Gelişmiş Arama
Ziyaret
8680
Güncellenme Tarihi: 2011/04/12
Soru Özeti
“Esselamu aleykum ya sarallahi vebne sarihi ve’l-vetre’l-mevtur” cümlesinin manası nedir? İntikam kin kaynaklı bir davranış değil midir?
Soru
Lütfen “Esselamu aleykum ya sarallahi vebne sarihi ve’l-vetre’l-mevtur” cümlesinin manasını açıklar mısınız? Ayrıca intikamın kin kaynaklı bir davranış olup olmadığını lütfen beyan ediniz? Mümin nefret ve kinden uzak değil midir?
Kısa Cevap

“Sar” ve “vetr” kelimelerinin sözlükte değişik manalarının olmasından ötürü “esselamu aleykum ya sarallahi vebne sarihi ve’l-vetre’l-mevtur” cümlesi değişik şekillerde açıklanmıştır. En uygun manası ise şudur: Ey Allah’ın intikamını üstlendiği, intikamını alacağı şahsın oğlu olan ve yakınları öldürülmüş yalnız kimse sana selam olsun.” İntikam ve kin olumlu ve olumsuz olarak iki kısma ayrılmaktadır. İntikam bazen olumludur ve hatta bazı durumlarda farz olduğu dahi söylenebilir; zira dinin en üstün cüzlerinden birisi tevalla ve teberradır. Tevella, iyilikleri ve iyileri sevmektir. Teberra ise kötülük ve kötü kişileri düşman bilmektir.
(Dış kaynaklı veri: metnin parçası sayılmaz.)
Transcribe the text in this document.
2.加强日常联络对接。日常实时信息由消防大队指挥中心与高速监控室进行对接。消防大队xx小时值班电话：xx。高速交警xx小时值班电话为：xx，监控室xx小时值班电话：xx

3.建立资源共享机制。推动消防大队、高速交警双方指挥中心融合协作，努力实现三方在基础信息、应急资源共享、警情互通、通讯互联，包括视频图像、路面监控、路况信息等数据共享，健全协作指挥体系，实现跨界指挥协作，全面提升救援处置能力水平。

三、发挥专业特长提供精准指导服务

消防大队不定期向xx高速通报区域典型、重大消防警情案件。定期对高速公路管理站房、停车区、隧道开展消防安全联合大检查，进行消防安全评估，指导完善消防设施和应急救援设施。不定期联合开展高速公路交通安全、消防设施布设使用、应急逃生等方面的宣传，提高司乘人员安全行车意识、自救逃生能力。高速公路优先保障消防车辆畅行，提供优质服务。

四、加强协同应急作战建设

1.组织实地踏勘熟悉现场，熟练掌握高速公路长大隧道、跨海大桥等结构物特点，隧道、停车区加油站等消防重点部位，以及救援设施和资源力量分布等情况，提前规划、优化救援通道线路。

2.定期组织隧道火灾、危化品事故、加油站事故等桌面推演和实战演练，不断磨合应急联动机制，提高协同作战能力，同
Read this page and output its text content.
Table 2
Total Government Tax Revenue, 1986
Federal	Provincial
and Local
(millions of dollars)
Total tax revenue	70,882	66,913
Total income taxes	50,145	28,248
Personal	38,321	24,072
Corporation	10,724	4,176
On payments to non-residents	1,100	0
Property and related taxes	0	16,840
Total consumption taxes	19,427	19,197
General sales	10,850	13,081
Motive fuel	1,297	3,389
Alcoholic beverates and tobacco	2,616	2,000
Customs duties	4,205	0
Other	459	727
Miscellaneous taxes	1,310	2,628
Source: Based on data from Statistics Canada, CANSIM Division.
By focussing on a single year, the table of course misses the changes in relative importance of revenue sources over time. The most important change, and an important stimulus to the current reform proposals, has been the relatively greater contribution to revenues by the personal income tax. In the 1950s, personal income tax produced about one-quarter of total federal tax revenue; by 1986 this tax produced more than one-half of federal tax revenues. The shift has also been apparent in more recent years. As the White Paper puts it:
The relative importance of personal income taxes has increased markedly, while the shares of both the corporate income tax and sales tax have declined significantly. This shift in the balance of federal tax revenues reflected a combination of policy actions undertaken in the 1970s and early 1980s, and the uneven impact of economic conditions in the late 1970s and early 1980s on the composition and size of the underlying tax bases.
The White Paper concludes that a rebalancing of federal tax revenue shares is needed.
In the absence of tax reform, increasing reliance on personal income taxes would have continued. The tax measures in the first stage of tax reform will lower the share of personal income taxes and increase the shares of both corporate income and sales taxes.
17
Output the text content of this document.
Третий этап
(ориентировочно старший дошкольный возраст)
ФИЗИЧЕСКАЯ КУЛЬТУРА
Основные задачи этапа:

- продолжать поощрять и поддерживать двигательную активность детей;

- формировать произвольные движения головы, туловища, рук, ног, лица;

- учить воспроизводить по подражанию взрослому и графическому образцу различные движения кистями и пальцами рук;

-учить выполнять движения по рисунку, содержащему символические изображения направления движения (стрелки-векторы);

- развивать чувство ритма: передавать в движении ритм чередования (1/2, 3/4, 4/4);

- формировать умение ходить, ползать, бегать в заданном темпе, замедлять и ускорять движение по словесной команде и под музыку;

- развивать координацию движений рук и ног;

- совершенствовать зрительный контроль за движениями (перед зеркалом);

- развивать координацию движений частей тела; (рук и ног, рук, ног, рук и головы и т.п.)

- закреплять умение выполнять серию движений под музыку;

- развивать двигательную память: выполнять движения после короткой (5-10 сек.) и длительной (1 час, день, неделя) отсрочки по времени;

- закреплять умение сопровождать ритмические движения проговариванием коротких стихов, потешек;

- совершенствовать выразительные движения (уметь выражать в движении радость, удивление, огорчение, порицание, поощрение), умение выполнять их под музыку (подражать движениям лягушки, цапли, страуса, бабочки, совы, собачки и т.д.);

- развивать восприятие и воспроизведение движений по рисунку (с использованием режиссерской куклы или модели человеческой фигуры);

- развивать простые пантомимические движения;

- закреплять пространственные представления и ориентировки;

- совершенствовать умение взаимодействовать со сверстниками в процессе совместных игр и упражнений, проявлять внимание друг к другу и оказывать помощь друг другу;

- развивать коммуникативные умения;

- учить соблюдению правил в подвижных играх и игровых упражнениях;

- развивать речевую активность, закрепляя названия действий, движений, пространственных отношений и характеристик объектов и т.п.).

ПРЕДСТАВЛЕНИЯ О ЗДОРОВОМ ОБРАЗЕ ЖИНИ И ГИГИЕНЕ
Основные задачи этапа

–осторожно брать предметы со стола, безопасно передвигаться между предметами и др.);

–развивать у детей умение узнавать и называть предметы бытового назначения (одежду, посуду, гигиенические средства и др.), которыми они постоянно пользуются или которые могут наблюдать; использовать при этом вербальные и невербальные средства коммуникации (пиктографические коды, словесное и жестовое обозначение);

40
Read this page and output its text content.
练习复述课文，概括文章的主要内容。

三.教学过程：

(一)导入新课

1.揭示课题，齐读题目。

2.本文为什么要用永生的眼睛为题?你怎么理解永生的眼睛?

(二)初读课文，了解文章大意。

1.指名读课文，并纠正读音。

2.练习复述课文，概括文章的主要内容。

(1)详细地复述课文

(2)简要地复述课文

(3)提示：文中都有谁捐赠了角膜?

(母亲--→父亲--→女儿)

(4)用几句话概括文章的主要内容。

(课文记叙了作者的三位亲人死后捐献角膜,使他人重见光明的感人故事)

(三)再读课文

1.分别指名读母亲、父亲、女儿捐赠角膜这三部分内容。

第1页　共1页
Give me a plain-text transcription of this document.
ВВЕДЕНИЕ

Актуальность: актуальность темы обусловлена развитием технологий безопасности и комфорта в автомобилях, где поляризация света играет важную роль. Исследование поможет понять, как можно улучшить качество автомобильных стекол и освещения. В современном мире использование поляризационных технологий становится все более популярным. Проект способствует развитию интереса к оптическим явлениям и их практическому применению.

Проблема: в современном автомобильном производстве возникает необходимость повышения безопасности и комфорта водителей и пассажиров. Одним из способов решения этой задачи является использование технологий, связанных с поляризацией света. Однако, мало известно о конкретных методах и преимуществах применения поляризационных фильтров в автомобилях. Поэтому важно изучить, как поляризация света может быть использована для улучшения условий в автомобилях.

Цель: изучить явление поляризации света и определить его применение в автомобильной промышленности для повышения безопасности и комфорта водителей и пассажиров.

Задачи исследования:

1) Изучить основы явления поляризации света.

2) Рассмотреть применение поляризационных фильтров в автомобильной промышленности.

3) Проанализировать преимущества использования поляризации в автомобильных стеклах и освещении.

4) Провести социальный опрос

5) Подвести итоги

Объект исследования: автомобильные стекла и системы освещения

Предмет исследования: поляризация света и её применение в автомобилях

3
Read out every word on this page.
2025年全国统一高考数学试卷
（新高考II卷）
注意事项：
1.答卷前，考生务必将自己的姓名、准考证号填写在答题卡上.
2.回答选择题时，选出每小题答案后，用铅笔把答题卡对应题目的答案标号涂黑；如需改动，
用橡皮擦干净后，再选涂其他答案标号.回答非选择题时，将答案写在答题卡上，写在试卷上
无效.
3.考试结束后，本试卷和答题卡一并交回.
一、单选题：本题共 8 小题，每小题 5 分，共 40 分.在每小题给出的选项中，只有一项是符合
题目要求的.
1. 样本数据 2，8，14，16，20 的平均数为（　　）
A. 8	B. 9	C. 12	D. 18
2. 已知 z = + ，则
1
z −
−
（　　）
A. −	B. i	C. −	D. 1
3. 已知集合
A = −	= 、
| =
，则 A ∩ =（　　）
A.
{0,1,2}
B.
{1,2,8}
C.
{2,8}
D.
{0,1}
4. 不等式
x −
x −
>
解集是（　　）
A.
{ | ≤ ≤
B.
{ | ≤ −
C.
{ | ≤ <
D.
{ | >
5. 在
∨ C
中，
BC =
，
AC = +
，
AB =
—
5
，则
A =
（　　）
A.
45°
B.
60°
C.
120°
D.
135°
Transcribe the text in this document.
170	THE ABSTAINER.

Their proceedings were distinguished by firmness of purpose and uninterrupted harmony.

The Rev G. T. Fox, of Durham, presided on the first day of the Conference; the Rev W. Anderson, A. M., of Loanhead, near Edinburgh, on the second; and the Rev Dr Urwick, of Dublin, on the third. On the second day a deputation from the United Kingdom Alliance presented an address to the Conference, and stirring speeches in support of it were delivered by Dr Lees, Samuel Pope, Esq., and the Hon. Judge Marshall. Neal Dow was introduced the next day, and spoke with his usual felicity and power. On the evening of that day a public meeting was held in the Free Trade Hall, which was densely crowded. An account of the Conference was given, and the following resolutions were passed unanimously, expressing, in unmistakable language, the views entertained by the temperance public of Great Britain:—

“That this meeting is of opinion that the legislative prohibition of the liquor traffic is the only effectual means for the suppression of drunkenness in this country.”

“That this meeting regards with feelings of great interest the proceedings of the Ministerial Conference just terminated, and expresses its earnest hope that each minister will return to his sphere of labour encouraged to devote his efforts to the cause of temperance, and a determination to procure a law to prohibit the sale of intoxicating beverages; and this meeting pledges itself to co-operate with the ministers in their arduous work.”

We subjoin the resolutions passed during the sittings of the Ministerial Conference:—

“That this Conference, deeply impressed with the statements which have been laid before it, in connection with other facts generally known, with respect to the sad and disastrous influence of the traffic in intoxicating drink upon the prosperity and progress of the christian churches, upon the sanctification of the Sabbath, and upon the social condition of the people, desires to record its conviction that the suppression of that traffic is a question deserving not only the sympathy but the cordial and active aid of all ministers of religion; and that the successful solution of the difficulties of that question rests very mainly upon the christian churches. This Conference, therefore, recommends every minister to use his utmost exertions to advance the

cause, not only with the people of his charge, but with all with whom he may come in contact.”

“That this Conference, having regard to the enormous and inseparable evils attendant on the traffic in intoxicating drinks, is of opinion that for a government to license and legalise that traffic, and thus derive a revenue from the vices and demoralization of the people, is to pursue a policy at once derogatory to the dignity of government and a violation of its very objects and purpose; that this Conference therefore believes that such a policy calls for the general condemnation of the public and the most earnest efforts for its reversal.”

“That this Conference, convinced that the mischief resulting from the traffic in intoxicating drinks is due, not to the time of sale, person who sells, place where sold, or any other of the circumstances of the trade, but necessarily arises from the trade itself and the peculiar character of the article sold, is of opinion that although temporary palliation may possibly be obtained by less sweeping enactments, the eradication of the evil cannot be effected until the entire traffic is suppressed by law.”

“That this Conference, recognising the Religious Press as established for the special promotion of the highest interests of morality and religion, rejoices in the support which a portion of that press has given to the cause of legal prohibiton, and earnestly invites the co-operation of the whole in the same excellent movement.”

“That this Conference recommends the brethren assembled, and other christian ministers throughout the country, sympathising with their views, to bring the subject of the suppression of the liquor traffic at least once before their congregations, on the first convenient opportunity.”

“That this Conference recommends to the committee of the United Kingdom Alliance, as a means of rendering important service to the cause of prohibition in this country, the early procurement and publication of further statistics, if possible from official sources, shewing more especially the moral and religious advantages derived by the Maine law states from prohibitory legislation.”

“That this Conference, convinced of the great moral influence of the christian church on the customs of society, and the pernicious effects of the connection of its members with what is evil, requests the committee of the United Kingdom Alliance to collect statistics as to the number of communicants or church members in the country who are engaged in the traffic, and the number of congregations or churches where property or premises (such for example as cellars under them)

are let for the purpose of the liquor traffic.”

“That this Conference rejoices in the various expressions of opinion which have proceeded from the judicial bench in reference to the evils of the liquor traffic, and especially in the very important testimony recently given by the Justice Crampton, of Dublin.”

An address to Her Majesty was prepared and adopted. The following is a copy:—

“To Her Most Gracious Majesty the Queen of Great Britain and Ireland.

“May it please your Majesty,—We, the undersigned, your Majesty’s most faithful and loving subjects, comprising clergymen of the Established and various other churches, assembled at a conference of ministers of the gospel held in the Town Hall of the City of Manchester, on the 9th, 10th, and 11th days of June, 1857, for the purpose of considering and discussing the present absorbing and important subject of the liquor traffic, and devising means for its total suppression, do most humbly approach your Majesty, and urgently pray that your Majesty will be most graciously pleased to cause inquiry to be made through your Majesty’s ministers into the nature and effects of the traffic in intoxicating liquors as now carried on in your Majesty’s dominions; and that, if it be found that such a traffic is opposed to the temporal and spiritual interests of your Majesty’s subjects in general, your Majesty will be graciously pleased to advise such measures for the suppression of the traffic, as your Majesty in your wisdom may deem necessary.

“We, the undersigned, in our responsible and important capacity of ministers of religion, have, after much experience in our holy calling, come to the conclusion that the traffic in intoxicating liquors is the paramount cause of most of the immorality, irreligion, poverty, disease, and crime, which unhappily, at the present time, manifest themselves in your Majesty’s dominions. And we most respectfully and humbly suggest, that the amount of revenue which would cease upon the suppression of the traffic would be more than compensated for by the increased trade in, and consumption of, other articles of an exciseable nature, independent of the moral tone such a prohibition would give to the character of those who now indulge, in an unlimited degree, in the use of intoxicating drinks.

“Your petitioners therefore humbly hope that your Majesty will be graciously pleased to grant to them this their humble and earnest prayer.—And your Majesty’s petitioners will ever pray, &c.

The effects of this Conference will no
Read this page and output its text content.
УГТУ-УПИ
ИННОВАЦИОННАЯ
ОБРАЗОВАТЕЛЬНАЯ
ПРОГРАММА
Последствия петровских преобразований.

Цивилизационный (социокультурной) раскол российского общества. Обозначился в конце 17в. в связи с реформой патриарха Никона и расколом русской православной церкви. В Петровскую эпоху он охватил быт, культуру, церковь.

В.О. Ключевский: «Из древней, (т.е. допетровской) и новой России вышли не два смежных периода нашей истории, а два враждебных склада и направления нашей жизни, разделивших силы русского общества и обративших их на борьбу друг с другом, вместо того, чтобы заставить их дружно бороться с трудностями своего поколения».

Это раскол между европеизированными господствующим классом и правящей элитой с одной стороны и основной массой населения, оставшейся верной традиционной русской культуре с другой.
Tevella ve teberra o kadar önemlidir ki bazı rivayetlerde bunun imanın en sağlam getirisi olduğu belirtilmiştir. Mümin bir fert diğer müminlere karşı elbette ki kin ve nefret duymamalıdır; ama Allah’ın düşmanlarına, ilahi hükümlerin yayılmasına engel olan kimselere ve insanlığın saadetini yok eden şahıslara düşmanlık beslemek ilahî ve hatta insanî bir vazifedir. Böyle insanlardan intikam almak asla şahsi bir boyuta sahip değildir. Aksine tüm kötülük ve evrendeki kötü insanlardan bir çeşit intikam almaktır. Bir çeşit iyiliği emretmek ve kötülükten sakındırmaktır. Dini kaynaklarda ve özellikle de Kur’an-ı Kerim’de Yüce Allah’ın sıfatlarından birisi müntakim’dir (intikam alan). Bir grup günahkâra karşı düşmanlık gütmeyi ve onları dost edinmemeyi bizzat Kur’an-ı Kerim istemiştir.

Ayrıntılı Cevap

Yukarıdaki iki soruya cevap vermek aşağıdaki noktaları açıklamak ile mümkündür:

1. “Sar” kelimesi sözlükteki manası itibariyle şu şekillerde kullanılmıştır: Kin gütme, kan, kısası yapılabilecek dökülmüş kan, intikam, intikam isteyen, kısas eden.[1]

2. “Vetr” kelimesi sözlükteki manası itibariyle şu şekillerde kullanılmıştır: Yalnız, yegâne, kan, eksik, cinayet ve yakınları öldürülen ama intikamları alınmayan kimseler.[2]

3. Sar kelimesinin sözlük manalarına dayanarak “esselamu aleykum ya sarallahi vebne sarihi” tabiri için aşağıdaki manaları birer olasılık olarak zikretmişlerdir.

3.1. İntikamını Allah’ın alacağı şahsa selam olsun.

3.2. Kanının Allah tarafından isteneceği şahsa selam olsun.

3.3. Allah yolunda kan almak isteyen şahsa selam olsun.

3.4. Kanının Allah tarafından isteneceği maktul şahsa selam olsun.

3.5. Selam sana ey Allah’ın kanı.

3.6. Selam sana ey sahibi Allah olan akıtılmış kan.

3.7. Selam olsun sana ey Allah tarafından kısas edilecek akıtılmış kan.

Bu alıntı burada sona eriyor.